Van Cleef & Arpels’s Poetic Complications has always had a whimsical bent. That attribute of its Poetry of Time series is a combination of the brand’s own flair for telling stories, coupled with the inventive Jean-Marc Wiederrecht’s ability to turn those stories into retrograde complications and the maison’s skill at artistic dials. From enamel displays to precious material marquetry, there has been no lack of creativity in the Poetic Complications to date.
But more recently, the Poetry of Time has taken a slightly different detour in production. That’s thanks to the original Midnight Nuit Lumineuse and the following Midnight Zodiac Lumineux collection. The former, you may recall, was introduced in 2016 at SIHH by the brand and combined technology with Van Cleef’s artistry in a new way. Piezoelectricity (a way of generating an electric charge by driving a sliver of ceramic into motion) and a silver coated base connected with LEDs on which pearls or enamel beads sat, brought the watch to luminous life without the use of SuperLuminova or other material. It was brilliant and elegant.
The popularity of that timepiece convinced the brand to turn that one product into a continuing series and given that lit-up pearls look just like the glowing balls of gas we see in the night sky, the Zodiac Lumineux series was born. Combining that technology with marquetry and jewelry with classic depictions of the astrological star signs, the collection was unveiled last year to great popularity. According to Van Cleef, the timepieces have been snapped up.
The Lovers Reunite
This may be what prompted the brand to consider how to best revive some of its most popular Poetry of Time watches, and naturally, Lovers on a Bridge emerged as a forerunner. According to Nicolas Bos, president of Van Cleef & Arpels, “It’s probably the most popular, along with the Féerie Watch. It’s a story that’s universal, that connects with people from all backgrounds and cultures. This idea of lovers meeting on a bridge is a romanticised idea, but one that’s a heightened reality and therefore more emotional. It’s something you can relate to.”

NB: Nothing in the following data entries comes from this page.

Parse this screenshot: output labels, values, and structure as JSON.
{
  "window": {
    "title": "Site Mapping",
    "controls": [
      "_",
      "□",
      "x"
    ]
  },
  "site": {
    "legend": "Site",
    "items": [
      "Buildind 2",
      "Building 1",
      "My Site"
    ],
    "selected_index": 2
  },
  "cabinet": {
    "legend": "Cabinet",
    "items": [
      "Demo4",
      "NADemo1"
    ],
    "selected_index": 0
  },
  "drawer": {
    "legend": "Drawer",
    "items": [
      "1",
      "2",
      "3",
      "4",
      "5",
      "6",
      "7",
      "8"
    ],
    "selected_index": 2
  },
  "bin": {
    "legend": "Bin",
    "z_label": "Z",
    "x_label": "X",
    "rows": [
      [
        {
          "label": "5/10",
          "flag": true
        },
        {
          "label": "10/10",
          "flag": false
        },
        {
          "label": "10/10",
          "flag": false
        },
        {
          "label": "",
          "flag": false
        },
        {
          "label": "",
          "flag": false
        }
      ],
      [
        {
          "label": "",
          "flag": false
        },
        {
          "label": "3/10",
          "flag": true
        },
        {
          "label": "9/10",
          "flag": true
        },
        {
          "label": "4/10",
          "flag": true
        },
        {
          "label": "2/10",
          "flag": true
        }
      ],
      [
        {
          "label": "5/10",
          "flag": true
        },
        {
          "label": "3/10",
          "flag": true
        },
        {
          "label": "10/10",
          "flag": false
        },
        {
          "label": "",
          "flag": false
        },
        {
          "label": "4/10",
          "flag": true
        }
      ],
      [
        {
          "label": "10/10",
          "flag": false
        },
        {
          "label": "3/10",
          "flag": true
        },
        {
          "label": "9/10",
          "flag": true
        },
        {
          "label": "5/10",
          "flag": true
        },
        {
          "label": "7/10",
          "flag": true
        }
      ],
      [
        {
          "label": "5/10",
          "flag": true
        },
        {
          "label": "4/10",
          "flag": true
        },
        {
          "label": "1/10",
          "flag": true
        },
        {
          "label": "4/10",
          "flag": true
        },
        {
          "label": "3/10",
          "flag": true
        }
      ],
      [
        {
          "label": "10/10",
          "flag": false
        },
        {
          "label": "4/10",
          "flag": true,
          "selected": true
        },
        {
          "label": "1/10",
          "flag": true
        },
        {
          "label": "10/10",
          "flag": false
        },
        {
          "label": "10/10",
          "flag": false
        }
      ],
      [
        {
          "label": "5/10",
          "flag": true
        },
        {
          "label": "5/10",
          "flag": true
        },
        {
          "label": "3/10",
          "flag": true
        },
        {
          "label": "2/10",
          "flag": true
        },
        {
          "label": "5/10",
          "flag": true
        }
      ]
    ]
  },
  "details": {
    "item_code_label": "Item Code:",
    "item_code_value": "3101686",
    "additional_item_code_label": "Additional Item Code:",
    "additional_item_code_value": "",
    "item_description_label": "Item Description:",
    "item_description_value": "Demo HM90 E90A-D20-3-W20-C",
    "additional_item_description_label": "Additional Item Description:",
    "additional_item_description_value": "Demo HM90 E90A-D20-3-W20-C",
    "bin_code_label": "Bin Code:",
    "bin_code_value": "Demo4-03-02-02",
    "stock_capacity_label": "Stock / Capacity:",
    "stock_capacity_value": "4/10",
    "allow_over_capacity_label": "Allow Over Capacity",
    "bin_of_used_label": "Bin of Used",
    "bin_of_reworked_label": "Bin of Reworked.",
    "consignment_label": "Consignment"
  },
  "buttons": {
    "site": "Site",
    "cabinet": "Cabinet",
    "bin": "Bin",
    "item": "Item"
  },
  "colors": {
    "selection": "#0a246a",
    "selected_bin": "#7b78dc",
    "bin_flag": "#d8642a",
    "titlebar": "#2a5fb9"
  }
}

The Lady Arpels Pont des Amoureux, introduced in 2010, featured two retrograde displays that had the lovers meeting at 11:59 twice a day for a brief minute. The original movement was a manual winding Jaeger-LeCoultre 846 caliber with a module designed by Jean-Marc Wiederrecht of Agenhor. Now combining the watch with a range of Extraordinary Dials, a complete collection sees the couples meeting in daytime and nighttime variations on the dial, as well as varying seasons. The Extraordinary Dials also tell the story of other legendary couples, from Tristan and Isolde to Ulysses and Penelope.
The Pont de Amoureux retrograde pieces come in daytime and nighttime depictions, housed in 38mm white gold cases with diamond-set bezels and crowns. The nighttime dial is crafted in classic grisaille enamel, which uses white “blanc de Limoges” enamel powder on a dark dial to illustrate the story. The bridge and lovers are crafted in white gold and applied on the dial, but it’s in the daytime dial where Van Cleef has revived a classic grisaille form, while modernizing it thoroughly.
On the dial, colored grisaille enamel in shades of pink and blue against a white background to depict the image of a false dawn brings the same illustrative contrasts as grisaille does, but in soft color. Some traditionalists will cry foul and say it’s no longer grisaille (which literally means ‘grayness’ in French). However, Van Cleef & Arpels reminds us that Lila Munoz’s painting of Red Flower, did in fact feature colored grisaille in a way.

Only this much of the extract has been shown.